Bir süre sonra Hakan hareketlenmeye başlar ve gözlerini açar.
Hakan: (uykulu) Aylin.
Aylin: Hadi kalk bakalım uykucu, sana bir şeyler hazırladım. Önce onları ye sonra da ilaçları içersin.
Aylin: Sen yemeyecek misin?
Hakan: Ben hazırlarken atıştırdım bir şeyler. Hadi sen ye soğutma.
-Hakan Aylin'in hazırladıkları yemeye başlar.
Aylin: (imalı) Eee çöpleri naptın?
Hakan: Hallettim... Ait oldukları yerdeler.

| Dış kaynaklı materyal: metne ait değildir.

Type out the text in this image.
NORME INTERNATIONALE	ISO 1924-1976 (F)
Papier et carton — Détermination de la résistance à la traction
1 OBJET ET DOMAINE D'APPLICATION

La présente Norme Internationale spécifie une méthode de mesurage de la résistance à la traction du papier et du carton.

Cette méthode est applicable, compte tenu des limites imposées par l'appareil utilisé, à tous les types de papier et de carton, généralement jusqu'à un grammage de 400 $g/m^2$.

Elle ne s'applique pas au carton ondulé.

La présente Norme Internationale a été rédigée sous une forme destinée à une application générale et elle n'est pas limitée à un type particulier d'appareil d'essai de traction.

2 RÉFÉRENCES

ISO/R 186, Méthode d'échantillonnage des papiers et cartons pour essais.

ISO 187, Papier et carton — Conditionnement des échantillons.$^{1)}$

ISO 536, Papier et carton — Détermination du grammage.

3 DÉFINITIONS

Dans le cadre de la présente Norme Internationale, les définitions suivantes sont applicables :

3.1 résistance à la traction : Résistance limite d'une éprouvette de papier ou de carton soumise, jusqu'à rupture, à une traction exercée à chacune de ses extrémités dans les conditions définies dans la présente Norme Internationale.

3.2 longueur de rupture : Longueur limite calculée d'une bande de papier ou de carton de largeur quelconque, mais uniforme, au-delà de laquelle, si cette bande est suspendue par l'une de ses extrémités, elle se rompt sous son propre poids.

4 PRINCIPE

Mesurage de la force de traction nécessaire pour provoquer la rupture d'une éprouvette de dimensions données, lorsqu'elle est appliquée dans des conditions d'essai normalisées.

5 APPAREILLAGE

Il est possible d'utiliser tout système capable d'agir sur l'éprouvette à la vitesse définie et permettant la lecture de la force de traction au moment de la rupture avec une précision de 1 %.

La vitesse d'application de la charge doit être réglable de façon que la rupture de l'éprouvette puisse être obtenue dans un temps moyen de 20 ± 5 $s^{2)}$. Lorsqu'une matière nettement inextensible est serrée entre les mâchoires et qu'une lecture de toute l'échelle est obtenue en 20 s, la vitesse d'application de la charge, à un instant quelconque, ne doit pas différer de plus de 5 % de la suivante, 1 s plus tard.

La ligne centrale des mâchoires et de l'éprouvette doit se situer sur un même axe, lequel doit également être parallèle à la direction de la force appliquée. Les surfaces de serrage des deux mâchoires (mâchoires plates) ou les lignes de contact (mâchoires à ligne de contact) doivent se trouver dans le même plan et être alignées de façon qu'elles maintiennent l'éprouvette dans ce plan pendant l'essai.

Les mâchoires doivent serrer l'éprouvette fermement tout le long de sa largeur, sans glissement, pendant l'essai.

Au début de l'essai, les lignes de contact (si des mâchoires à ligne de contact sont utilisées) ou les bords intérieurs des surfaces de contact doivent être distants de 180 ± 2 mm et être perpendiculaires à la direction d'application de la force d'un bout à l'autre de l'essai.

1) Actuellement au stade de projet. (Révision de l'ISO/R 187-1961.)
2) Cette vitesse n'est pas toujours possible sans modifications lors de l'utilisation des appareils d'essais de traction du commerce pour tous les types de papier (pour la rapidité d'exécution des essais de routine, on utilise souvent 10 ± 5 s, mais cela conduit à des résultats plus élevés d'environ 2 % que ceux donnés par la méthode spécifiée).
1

Aylin: (üzgün) İyi bari...
-Aylin kafasının çevirmesiyle konsolun üstündeki düğün fotoğraflarını görür, şaşkınlıktan gözleri büyür. Hakan'a döner ve gülümser.
Aylin: Hakan, bunlar...
Hakan: Özür dilerim... Onları ne zaman, neden attığımı hatırlamıyorum. Ama her ne olursa olsun böyle bir saygısızlığı yapmamam gerekirdi. Sonuçta onlar bizim anılarımız.
Aylin: Anılarımız?... Senin unuttuğun anılar.
Hakan: Hayır Aylin, ben o fotoğraflardaki bizi çok net hatırlıyorum. Öyle hemen bitecek, unutulacak gibi bir şey değil...
Aylin:Seni çok sevdim...
-Hakan anlamaz gözlerle Aylin'e bakar.
Hakan: Öyle demiştin yani, benim için çektiğin videoda.
Hakan: Öyle çünkü... Yani öyleydi, o zamanlar.
Aylin: Peki ya şimdi?
Hakan: Bilmiyorum Aylin, zihnimde her şey bir sis bulutun ardında gibi sanki.
Evet hafızamda bi Aylin var, ama 4 yıl önceki Aylin. Şu an karşımda gördüğüm Aylin, benim hatırladığım Aylin'den o kadar farklı ki.
Aylin: (kaşlarını çatar) Ne gibi?
Hakan: Değişmişsin, olgunlaşmışsın... Daha sakinsin mesela, daha sabırlısın. Eski Aylin olsa benim ettiğim laflardan sonra daha hastaneden çıkmadan bırakıp gitmişti beni.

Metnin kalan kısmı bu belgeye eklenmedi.